À partir du milieu des années 1950, sa carrière prend un tournant avec des compositions plus nuancées. En 1956, Claude Autant-Lara lui confie le rôle du modeste convoyeur de viande dans La Traversée de Paris, qui lui vaut la Coupe Volpi du meilleur acteur à la Mostra de Venise et le consacre comme grand comédien dramatique. Il alterne ensuite comédies et drames dans Les Misérables, Le Miroir à deux faces, Le Bossu, Le Capitan ou Fortunat. Les années 1960 l’installent parmi les acteurs les plus populaires grâce à ses duos avec Louis de Funès dans Le Corniaud et La Grande Vadrouille, ainsi qu’à des succès comme La Cuisine au beurre, Un drôle de paroissien, Le Corniaud, Le Cerveau, L’Arbre de Noël, Le Mur de l’Atlantique ou Le Cercle rouge, qui consacrent durablement son statut de vedette incontournable du cinéma français.
Controverse
La carrière de Bourvil est restée largement à l’écart des scandales judiciaires, mais il connaît en 1951 un épisode médiatiquement commenté lorsqu’il est hué lors d’un gala au cirque de Rouen, des spectateurs normands lui reprochant l’image de paysan nigaud qu’il donne d’eux.

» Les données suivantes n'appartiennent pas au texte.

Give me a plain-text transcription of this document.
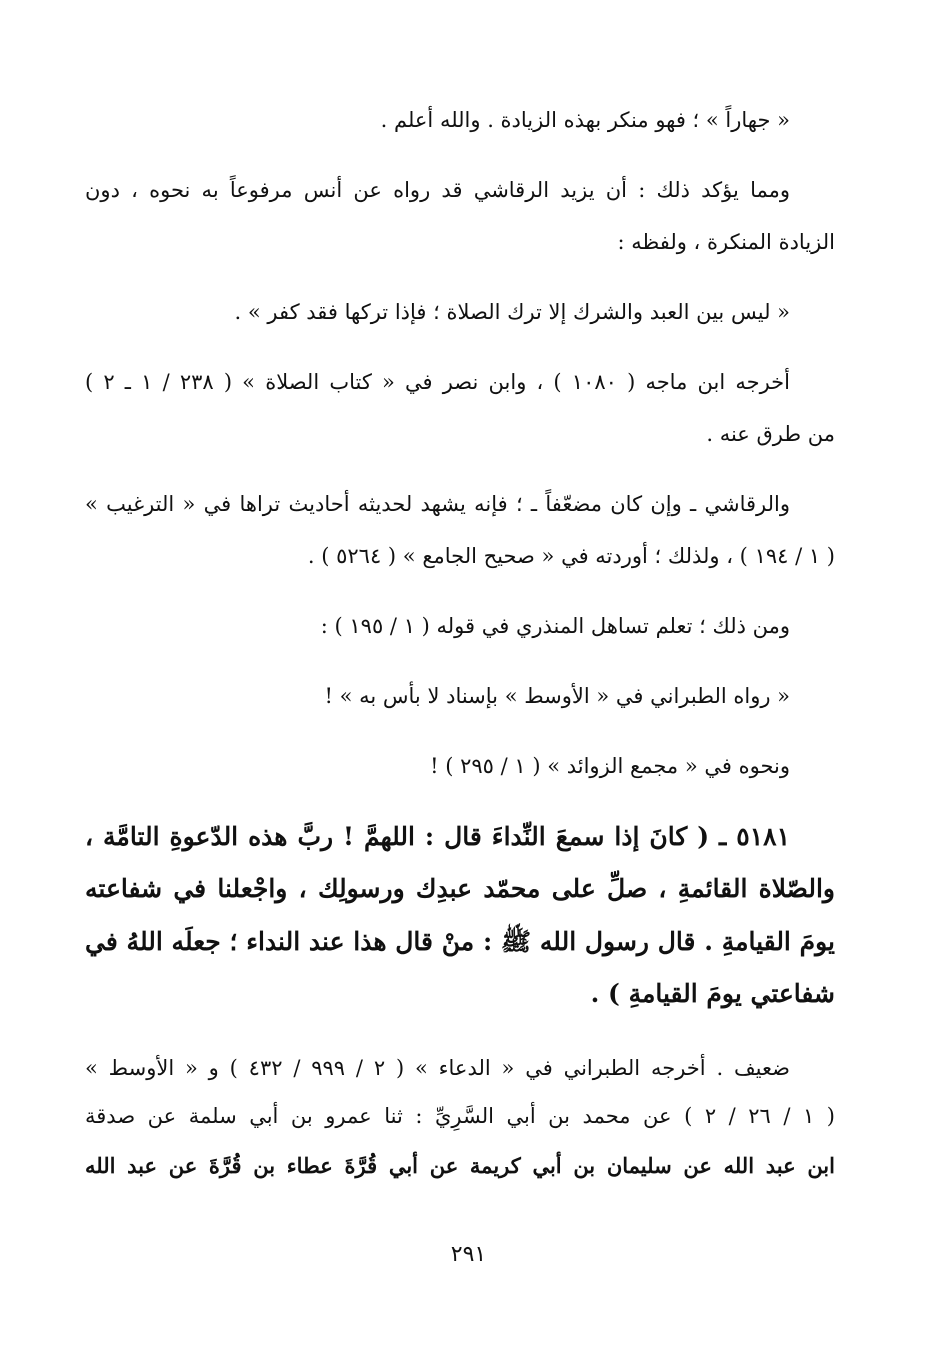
« جهاراً » ؛ فهو منكر بهذه الزيادة . والله أعلم .
ومما يؤكد ذلك : أن يزيد الرقاشي قد رواه عن أنس مرفوعاً به نحوه ، دون
الزيادة المنكرة ، ولفظه :
« ليس بين العبد والشرك إلا ترك الصلاة ؛ فإذا تركها فقد كفر » .
أخرجه ابن ماجه ( ١٠٨٠ ) ، وابن نصر في « كتاب الصلاة » ( ٢٣٨ / ١ ـ ٢ )
من طرق عنه .
والرقاشي ـ وإن كان مضعّفاً ـ ؛ فإنه يشهد لحديثه أحاديث تراها في « الترغيب »
( ١ / ١٩٤ ) ، ولذلك ؛ أوردته في « صحيح الجامع » ( ٥٢٦٤ ) .
ومن ذلك ؛ تعلم تساهل المنذري في قوله ( ١ / ١٩٥ ) :
« رواه الطبراني في « الأوسط » بإسناد لا بأس به » !
ونحوه في « مجمع الزوائد » ( ١ / ٢٩٥ ) !
٥١٨١ ـ ( كانَ إذا سمعَ النِّداءَ قال : اللهمَّ ! ربَّ هذه الدّعوةِ التامَّة ،
والصّلاة القائمةِ ، صلِّ على محمّد عبدِك ورسولِك ، واجْعلنا في شفاعته
يومَ القيامةِ . قال رسول الله ﷺ : منْ قال هذا عند النداء ؛ جعلَه اللهُ في
شفاعتي يومَ القيامةِ ) .
ضعيف . أخرجه الطبراني في « الدعاء » ( ٢ / ٩٩٩ / ٤٣٢ ) و « الأوسط »
( ١ / ٢٦ / ٢ ) عن محمد بن أبي السَّرِيِّ : ثنا عمرو بن أبي سلمة عن صدقة
ابن عبد الله عن سليمان بن أبي كريمة عن أبي قُرَّةَ عطاء بن قُرَّةَ عن عبد الله
٢٩١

Au début des années 1960, la presse s’empare aussi de rumeurs autour de sa proximité avec sa partenaire d’opérette Pierrette Bruno, ce qui conduit le duo à se séparer professionnellement. Ces épisodes, limités et rapidement dépassés, n’entament pas durablement sa popularité ni l’estime dont il bénéficie dans le milieu artistique.
Repères chronologiques
1917 : Naissance d’André Robert Raimbourg à Prétot-Vicquemare, en Seine-Inférieure, dans une famille d’agriculteurs normands.

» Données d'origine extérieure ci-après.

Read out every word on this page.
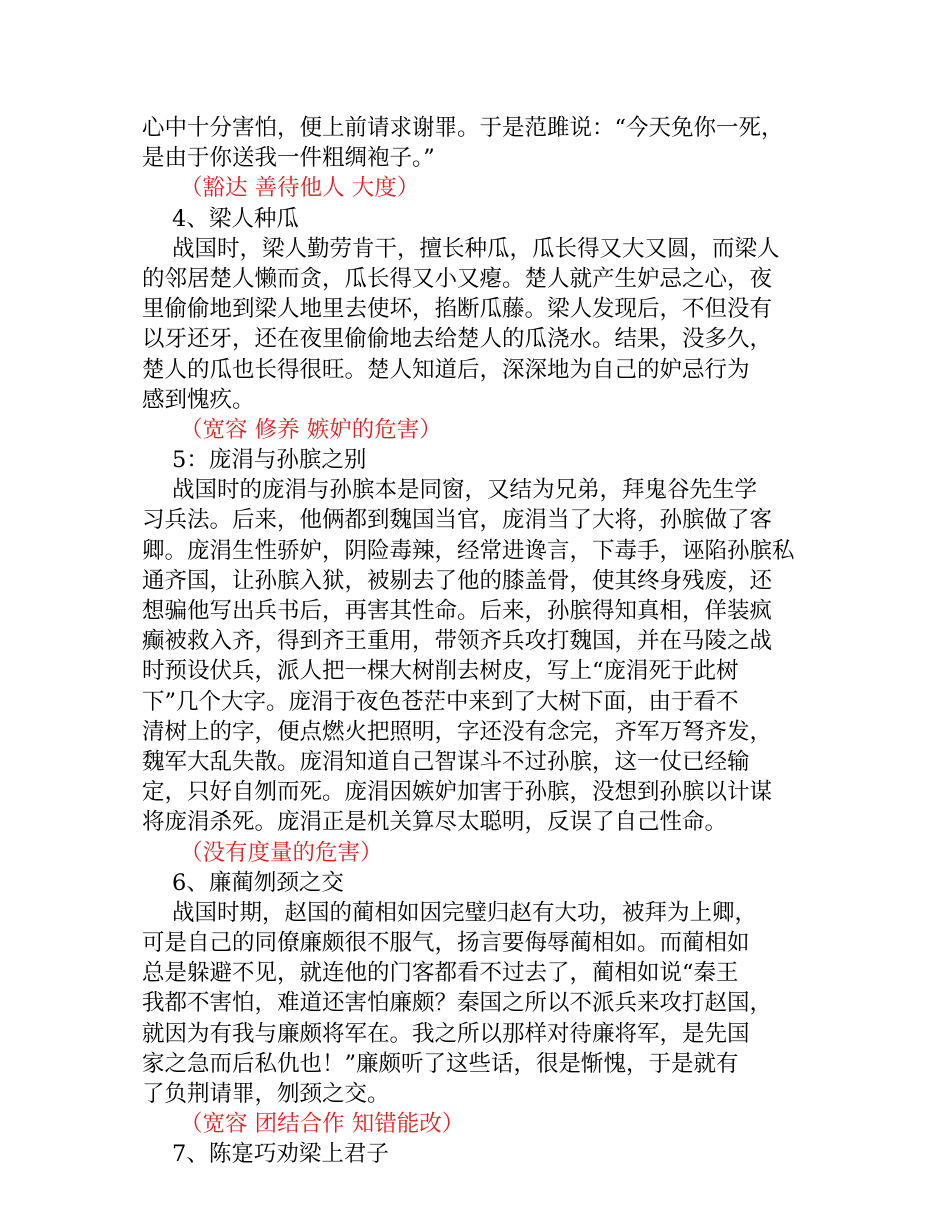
心中十分害怕，便上前请求谢罪。于是范雎说：“今天免你一死，
是由于你送我一件粗绸袍子。”
（豁达 善待他人 大度）
4、梁人种瓜
战国时，梁人勤劳肯干，擅长种瓜，瓜长得又大又圆，而梁人
的邻居楚人懒而贪，瓜长得又小又瘪。楚人就产生妒忌之心，夜
里偷偷地到梁人地里去使坏，掐断瓜藤。梁人发现后，不但没有
以牙还牙，还在夜里偷偷地去给楚人的瓜浇水。结果，没多久，
楚人的瓜也长得很旺。楚人知道后，深深地为自己的妒忌行为
感到愧疚。
（宽容 修养 嫉妒的危害）
5：庞涓与孙膑之别
战国时的庞涓与孙膑本是同窗，又结为兄弟，拜鬼谷先生学
习兵法。后来，他俩都到魏国当官，庞涓当了大将，孙膑做了客
卿。庞涓生性骄妒，阴险毒辣，经常进谗言，下毒手，诬陷孙膑私
通齐国，让孙膑入狱，被剔去了他的膝盖骨，使其终身残废，还
想骗他写出兵书后，再害其性命。后来，孙膑得知真相，佯装疯
癫被救入齐，得到齐王重用，带领齐兵攻打魏国，并在马陵之战
时预设伏兵，派人把一棵大树削去树皮，写上“庞涓死于此树
下”几个大字。庞涓于夜色苍茫中来到了大树下面，由于看不
清树上的字，便点燃火把照明，字还没有念完，齐军万弩齐发，
魏军大乱失散。庞涓知道自己智谋斗不过孙膑，这一仗已经输
定，只好自刎而死。庞涓因嫉妒加害于孙膑，没想到孙膑以计谋
将庞涓杀死。庞涓正是机关算尽太聪明，反误了自己性命。
（没有度量的危害）
6、廉蔺刎颈之交
战国时期，赵国的蔺相如因完璧归赵有大功，被拜为上卿，
可是自己的同僚廉颇很不服气，扬言要侮辱蔺相如。而蔺相如
总是躲避不见，就连他的门客都看不过去了，蔺相如说“秦王
我都不害怕，难道还害怕廉颇？秦国之所以不派兵来攻打赵国，
就因为有我与廉颇将军在。我之所以那样对待廉将军，是先国
家之急而后私仇也！”廉颇听了这些话，很是惭愧，于是就有
了负荆请罪，刎颈之交。
（宽容 团结合作 知错能改）
7、陈寔巧劝梁上君子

1938 : Victoire au radio-crochet Les Fiancés de Byrrh et premiers succès dans les concours radiophoniques.
1943 : Mariage avec Jeanne Lefrique au Petit-Quevilly, rencontre déterminante pour sa stabilité personnelle et professionnelle.

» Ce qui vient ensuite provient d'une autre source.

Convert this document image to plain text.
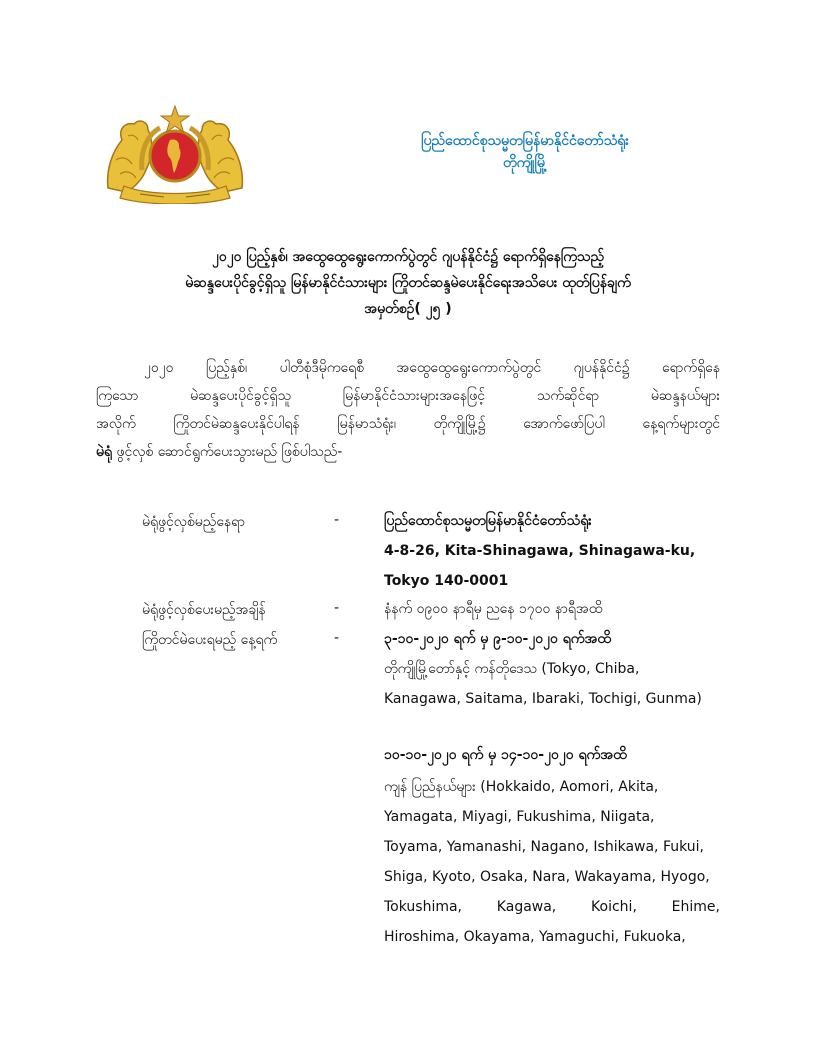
ပြည်ထောင်စုသမ္မတမြန်မာနိုင်ငံတော်သံရုံး
တိုကျိုမြို့
၂၀၂၀ ပြည့်နှစ်၊ အထွေထွေရွေးကောက်ပွဲတွင် ဂျပန်နိုင်ငံ၌ ရောက်ရှိနေကြသည့်
မဲဆန္ဒပေးပိုင်ခွင့်ရှိသူ မြန်မာနိုင်ငံသားများ ကြိုတင်ဆန္ဒမဲပေးနိုင်ရေးအသိပေး ထုတ်ပြန်ချက်
အမှတ်စဉ်( ၂၅ )
၂၀၂၀ ပြည့်နှစ်၊ ပါတီစုံဒီမိုကရေစီ အထွေထွေရွေးကောက်ပွဲတွင် ဂျပန်နိုင်ငံ၌ ရောက်ရှိနေ
ကြသော မဲဆန္ဒပေးပိုင်ခွင့်ရှိသူ မြန်မာနိုင်ငံသားများအနေဖြင့် သက်ဆိုင်ရာ မဲဆန္ဒနယ်များ
အလိုက် ကြိုတင်မဲဆန္ဒပေးနိုင်ပါရန် မြန်မာသံရုံး၊ တိုကျိုမြို့၌ အောက်ဖော်ပြပါ နေ့ရက်များတွင်
မဲရုံ ဖွင့်လှစ် ဆောင်ရွက်ပေးသွားမည် ဖြစ်ပါသည်-
မဲရုံဖွင့်လှစ်မည့်နေရာ	-	ပြည်ထောင်စုသမ္မတမြန်မာနိုင်ငံတော်သံရုံး
4-8-26, Kita-Shinagawa, Shinagawa-ku,
Tokyo 140-0001
မဲရုံဖွင့်လှစ်ပေးမည့်အချိန်	-	နံနက် ၀၉၀၀ နာရီမှ ညနေ ၁၇၀၀ နာရီအထိ
ကြိုတင်မဲပေးရမည့် နေ့ရက်	-	၃-၁၀-၂၀၂၀ ရက် မှ ၉-၁၀-၂၀၂၀ ရက်အထိ
တိုကျိုမြို့တော်နှင့် ကန်တိုဒေသ (Tokyo, Chiba,
Kanagawa, Saitama, Ibaraki, Tochigi, Gunma)
၁၀-၁၀-၂၀၂၀ ရက် မှ ၁၄-၁၀-၂၀၂၀ ရက်အထိ
ကျန် ပြည်နယ်များ (Hokkaido, Aomori, Akita,
Yamagata, Miyagi, Fukushima, Niigata,
Toyama, Yamanashi, Nagano, Ishikawa, Fukui,
Shiga, Kyoto, Osaka, Nara, Wakayama, Hyogo,
Tokushima, Kagawa, Koichi, Ehime,
Hiroshima, Okayama, Yamaguchi, Fukuoka,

1945 : Lancement de la chanson Les Crayons et première apparition marquante au cinéma dans La Ferme du pendu de Jean Dréville.
1951 : Hué lors d’un gala au cirque de Rouen, il abandonne progressivement son personnage de paysan caricatural pour se tourner vers l’opérette.
1956 : Révélation dramatique dans La Traversée de Paris et Coupe Volpi du meilleur acteur à la Mostra de Venise.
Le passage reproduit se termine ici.